Qui pourrait sauver le droit à l’avortement aux Etats-Unis ?

Boston, le samedi 14 mai 2022 – La révélation par la presse américaine, le 2 mai dernier, que la Cour Suprême des Etats-Unis, plus haute juridiction du pays, pourrait bientôt revenir sur sa célèbre jurisprudence « Roe v. Wade » et mettre fin à la protection constitutionnelle du droit à l’avortement, a suscité une vive inquiétude chez des millions de femmes américaines.

Nombreuses sont celles qui craignent de voir leur droit à pratiquer l’IVG réduit voire supprimé, notamment dans les Etats les plus conservateurs du pays. Elles ne peuvent désormais plus compter sur les juges pour protéger leurs droits, ni sur les politiciens démocrates, qui rechignent à adopter une loi fédérale sur l’avortement.

Mais il reste un espoir pour les femmes américaines : le Diable en personne.

Une religion comme une autre aux Etats-Unis

Créé en 2012, The Satanic Temple (TST), organisation sataniste qui compte plus de 100 000 adeptes à travers les Etats-Unis, lutte en effet depuis plusieurs années pour le droit à l’avortement. Leur siège est la ville de Salem aux Massachussets, connu pour avoir été le théâtre du procès et de l’exécution de vingt personnes accusées de sorcellerie en 1692.

Dans ce temple, pas question de messe noire ou de sacrifices. Bien qu’ils en reprennent la symbolique (nombre de la bête, pentagramme, statue de la créature occulte Baphomet…), les membres du temple ne sont pas de réels satanistes. Leur but : promouvoir la libre pensée et la laïcité en parodiant les religions, bien trop prises au sérieux aux Etats-Unis selon eux. « Notre mission est d’encourager l’empathie et de combattre l’autoritarisme et l’injustice ». On est loin du monstre mangeur d’âmes des peintures de la Renaissance.

La technique de ces militants consiste à retourner contre elles les lois protégeant la liberté de religion.
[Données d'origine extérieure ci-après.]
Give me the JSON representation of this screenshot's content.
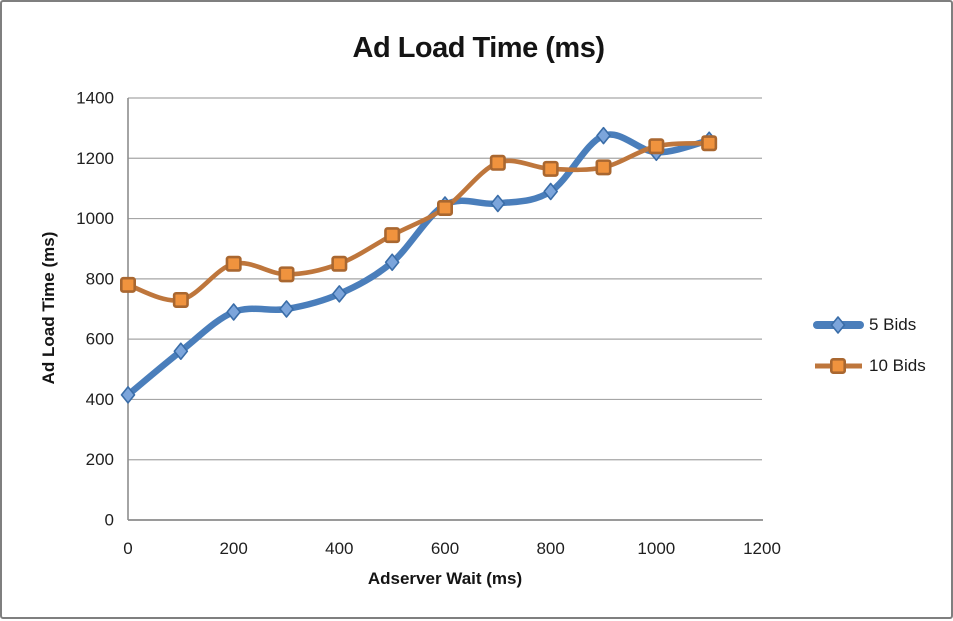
{
  "window": {
    "background": "#FFFFFF",
    "border_color": "#7F7F7F"
  },
  "chart_data": {
    "type": "line",
    "title": "Ad Load Time (ms)",
    "xlabel": "Adserver Wait (ms)",
    "ylabel": "Ad Load Time (ms)",
    "x": [
      0,
      100,
      200,
      300,
      400,
      500,
      600,
      700,
      800,
      900,
      1000,
      1100
    ],
    "series": [
      {
        "name": "5 Bids",
        "marker": "diamond",
        "line_color": "#4A7EBB",
        "marker_fill": "#7CA5DB",
        "marker_stroke": "#3A6DA8",
        "values": [
          415,
          560,
          690,
          700,
          750,
          855,
          1045,
          1050,
          1090,
          1275,
          1220,
          1260
        ]
      },
      {
        "name": "10 Bids",
        "marker": "square",
        "line_color": "#BE763C",
        "marker_fill": "#F0933E",
        "marker_stroke": "#A96730",
        "values": [
          780,
          730,
          850,
          815,
          850,
          945,
          1035,
          1185,
          1165,
          1170,
          1240,
          1250
        ]
      }
    ],
    "xlim": [
      0,
      1200
    ],
    "ylim": [
      0,
      1400
    ],
    "x_ticks": [
      0,
      200,
      400,
      600,
      800,
      1000,
      1200
    ],
    "y_ticks": [
      0,
      200,
      400,
      600,
      800,
      1000,
      1200,
      1400
    ],
    "grid": true,
    "smooth": true,
    "legend_position": "right",
    "gridline_color": "#A6A6A6",
    "axis_color": "#8E8E8E",
    "text_color": "#1F1F1F"
  }
}
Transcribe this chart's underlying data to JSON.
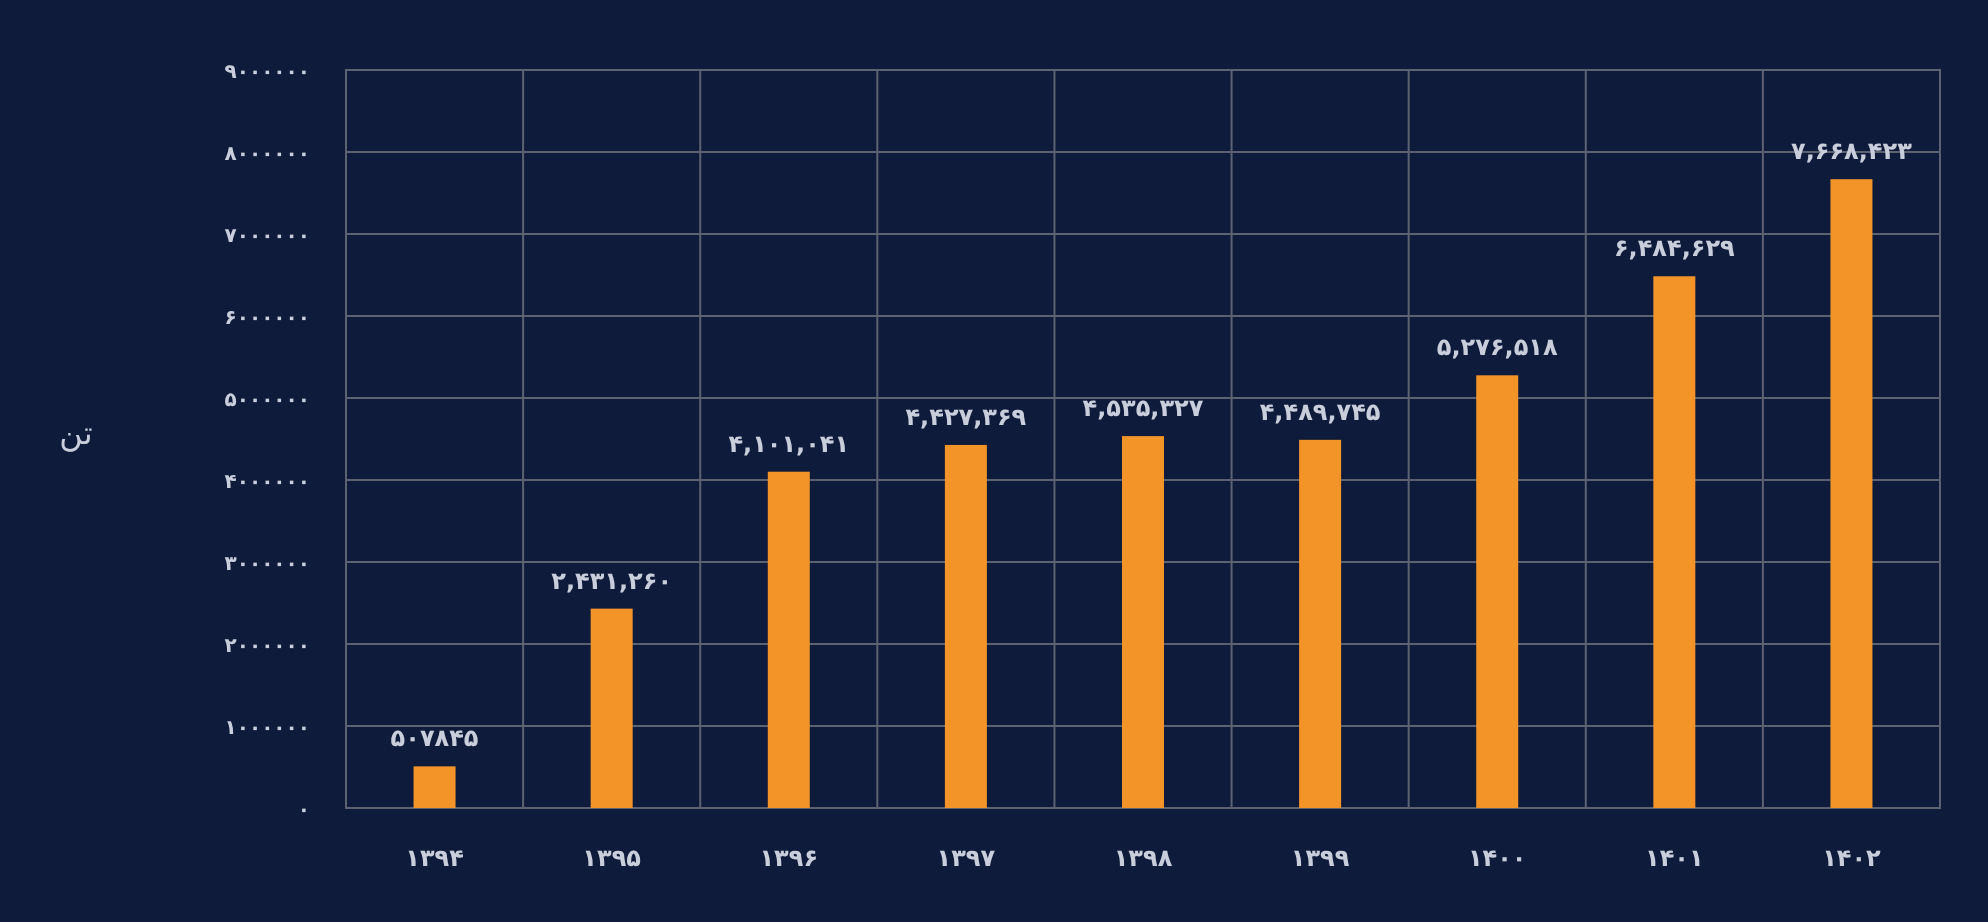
{
  "chart_data": {
    "type": "bar",
    "ylabel": "تن",
    "categories": [
      "۱۳۹۴",
      "۱۳۹۵",
      "۱۳۹۶",
      "۱۳۹۷",
      "۱۳۹۸",
      "۱۳۹۹",
      "۱۴۰۰",
      "۱۴۰۱",
      "۱۴۰۲"
    ],
    "values": [
      507845,
      2431260,
      4101041,
      4427369,
      4535327,
      4489745,
      5276518,
      6484629,
      7668423
    ],
    "value_labels": [
      "۵۰۷۸۴۵",
      "۲,۴۳۱,۲۶۰",
      "۴,۱۰۱,۰۴۱",
      "۴,۴۲۷,۳۶۹",
      "۴,۵۳۵,۳۲۷",
      "۴,۴۸۹,۷۴۵",
      "۵,۲۷۶,۵۱۸",
      "۶,۴۸۴,۶۲۹",
      "۷,۶۶۸,۴۲۳"
    ],
    "color": "#f39428",
    "ylim": [
      0,
      9000000
    ],
    "yticks": [
      {
        "value": 0,
        "label": "۰"
      },
      {
        "value": 1000000,
        "label": "۱۰۰۰۰۰۰"
      },
      {
        "value": 2000000,
        "label": "۲۰۰۰۰۰۰"
      },
      {
        "value": 3000000,
        "label": "۳۰۰۰۰۰۰"
      },
      {
        "value": 4000000,
        "label": "۴۰۰۰۰۰۰"
      },
      {
        "value": 5000000,
        "label": "۵۰۰۰۰۰۰"
      },
      {
        "value": 6000000,
        "label": "۶۰۰۰۰۰۰"
      },
      {
        "value": 7000000,
        "label": "۷۰۰۰۰۰۰"
      },
      {
        "value": 8000000,
        "label": "۸۰۰۰۰۰۰"
      },
      {
        "value": 9000000,
        "label": "۹۰۰۰۰۰۰"
      }
    ],
    "grid": true
  }
}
En effet, aux Etats-Unis, les citoyens peuvent invoquer la liberté de conscience, garantie par la Constitution, pour ne pas respecter certaines règles heurtant leurs convictions (par exemple, les Amérindiens sont autorisés à consommer du peyotl, un hallucinogène illégal, pour leur cérémonie religieuse).

Par ailleurs, la conception américaine de la laïcité interdit de distinguer entre les croyances « sérieuses » et les religions parodiques. Le temple de Satan s’est donc fait officiellement reconnaitre comme une organisation religieuse par le gouvernement fédéral en 2019 (ce qui l’exempte de taxes !).

L’avortement, un rituel sataniste ?

Dès lors, les adorateurs de Belzébuth invoquent leurs convictions satanistes pour échapper aux lois restreignant l’avortement, de la même manière que les chrétiens fondamentalistes invoquent leur religion pour ne pas respecter certaines lois sur la contraception.

Depuis septembre dernier, le TST a ainsi engagé un bras de fer juridique contre l’Etat du Texas, qui a limité le droit à l’avortement aux six premières semaines de grossesse. Pour ces satanistes, la loi du Texas entre en contradiction avec « le rituel satanique de l’avortement » et avec le dogme sataniste selon lequel « le droit inviolable à disposer de son corps inclut le droit de pratiquer un avortement ».

Les procédures judiciaires intentées par ces sympathiques satanistes n’ont pour l’instant pas été couronnés de succès. Mais les adeptes de Lucifer ne désespèrent pas de porter leur cause devant la Cour Suprême qui, à défaut de voir dans le droit à l’avortement un principe garanti par la Constitution, pourrait le protéger sur la base de la liberté de religion. On pourra se désoler qu’outre-Atlantique, les droits des femmes soient mieux protégés par Lucifer que par les juges ou la loi.